10. International Transfers
Personal data is processed within the European Economic Area.
Where service providers operate outside the EEA, appropriate safeguards such as EU Standard Contractual Clauses are in place.
11. Data Retention
We retain personal data in accordance with:
- Legal Services Regulatory Authority requirements
- Anti-money laundering legislation
- Statutory limitation periods
- Professional practice obligations
Retention periods vary depending on the type of legal matter:
- Litigation files are retained for a minimum of 6 years following completion of the matter.
- Conveyancing files are retained for a minimum of 12 years in accordance with professional obligations.
- Title deeds and original property documents are retained until returned to a lending institution (where a mortgage exists) or otherwise in accordance with client instructions.
- Anti-money laundering documentation is retained in accordance with statutory requirements (typically 5 years).

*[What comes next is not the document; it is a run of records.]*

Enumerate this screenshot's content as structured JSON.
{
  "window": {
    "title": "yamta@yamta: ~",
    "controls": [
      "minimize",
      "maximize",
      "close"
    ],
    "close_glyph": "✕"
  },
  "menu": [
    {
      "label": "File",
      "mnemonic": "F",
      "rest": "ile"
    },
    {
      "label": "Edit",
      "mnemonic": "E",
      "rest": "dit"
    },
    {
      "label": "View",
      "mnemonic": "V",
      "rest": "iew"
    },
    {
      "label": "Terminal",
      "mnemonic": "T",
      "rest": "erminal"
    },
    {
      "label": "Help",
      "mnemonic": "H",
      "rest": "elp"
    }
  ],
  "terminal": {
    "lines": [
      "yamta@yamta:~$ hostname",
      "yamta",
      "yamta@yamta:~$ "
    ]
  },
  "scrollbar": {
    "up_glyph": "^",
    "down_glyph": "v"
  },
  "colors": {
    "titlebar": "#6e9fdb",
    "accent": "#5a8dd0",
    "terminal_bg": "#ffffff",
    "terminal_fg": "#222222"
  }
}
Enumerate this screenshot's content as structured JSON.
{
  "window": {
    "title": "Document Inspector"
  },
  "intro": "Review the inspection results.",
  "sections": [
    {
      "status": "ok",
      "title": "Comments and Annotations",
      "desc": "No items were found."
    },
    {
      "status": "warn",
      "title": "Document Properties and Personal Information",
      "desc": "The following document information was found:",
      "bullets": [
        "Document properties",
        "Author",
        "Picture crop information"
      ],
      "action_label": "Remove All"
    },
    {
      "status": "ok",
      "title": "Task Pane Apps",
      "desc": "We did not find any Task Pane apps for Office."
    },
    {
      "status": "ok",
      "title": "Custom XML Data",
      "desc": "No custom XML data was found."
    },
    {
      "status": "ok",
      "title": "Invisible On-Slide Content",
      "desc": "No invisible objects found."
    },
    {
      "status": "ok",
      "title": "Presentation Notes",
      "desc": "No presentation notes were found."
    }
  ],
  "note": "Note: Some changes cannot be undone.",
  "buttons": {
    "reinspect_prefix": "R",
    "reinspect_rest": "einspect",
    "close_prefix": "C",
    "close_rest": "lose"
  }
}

In certain circumstances, personal data may be retained for longer where required for legal proceedings, regulatory investigations, complaints handling, or to establish, exercise, or defend legal claims.
12. Security Measures
We implement appropriate technical and organisational measures including:
- Secure hosting
- SSL encryption
- Password-protected systems
- Restricted staff access
- Secure case management systems (CORTBase)
- Microsoft 365 security controls
- Antivirus and monitoring systems
13. Your Data Protection Rights
Under GDPR, you have the right to:
- Access your personal data
- Request rectification
- Request erasure (where legally permitted)
- Restrict processing
- Object to processing
- Data portability (where applicable)
- Lodge a complaint with the Data Protection Commission
Requests may be made by contacting:
officemanager@hanahoeandhanahoe.com
We may require proof of identity before processing requests.
Certain rights may be limited where personal data is subject to legal professional privilege or where restrictions apply under data protection law.
14. Complaints
If you are not satisfied with how we process your personal data, you may lodge a complaint with:
Data Protection Commission
https://www.dataprotection.ie
15. Changes to This Policy
We may update this Privacy Policy from time to time. The latest version will always be available on our website.